Le problème de la création des relations civiques :
visions et coutumes
Une des associations que j’ai étudiées est la Humane Response Alliance
(HRA), l’alliance pour une action humaine, un groupe de responsables
religieux de Lakeburg qui créaient des foyers pour les sans-abri, aidaient à
distribuer de la nourriture gratuite aux affamés grâce à des soupes populaires
et organisaient des ateliers à but éducatif pour informer les gens des injustices
engendrées par la réforme de l’aide sociale.
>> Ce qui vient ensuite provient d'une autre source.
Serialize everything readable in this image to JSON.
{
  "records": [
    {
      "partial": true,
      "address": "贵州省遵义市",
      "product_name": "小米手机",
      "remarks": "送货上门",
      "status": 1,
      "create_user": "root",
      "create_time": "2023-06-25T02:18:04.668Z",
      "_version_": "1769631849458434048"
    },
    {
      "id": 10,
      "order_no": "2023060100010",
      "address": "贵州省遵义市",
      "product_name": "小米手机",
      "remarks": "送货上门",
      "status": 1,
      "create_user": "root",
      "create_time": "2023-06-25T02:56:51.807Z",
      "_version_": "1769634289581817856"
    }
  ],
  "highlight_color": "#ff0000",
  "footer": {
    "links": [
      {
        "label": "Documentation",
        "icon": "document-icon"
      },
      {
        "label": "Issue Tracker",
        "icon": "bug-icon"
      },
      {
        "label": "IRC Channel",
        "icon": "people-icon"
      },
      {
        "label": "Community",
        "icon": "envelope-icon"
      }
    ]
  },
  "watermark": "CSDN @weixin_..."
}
Comme d’autres responsables
locaux et certains universitaires américains, Donald, le directeur de HRA,
parlait souvent de la nécessité d’un « renouveau civique ». Il affirmait que les
dirigeants religieux devaient travailler avec d’autres associations et avec les
collectivités locales pour « reconstituer la communauté sociale », et développer de nouveaux liens sociaux qui pourraient assister les personnes à faibles
revenus tout en donnant aux riches un sentiment de responsabilité vis-à-vis
de leurs concitoyens victimes des nouvelles politiques d’aide sociale.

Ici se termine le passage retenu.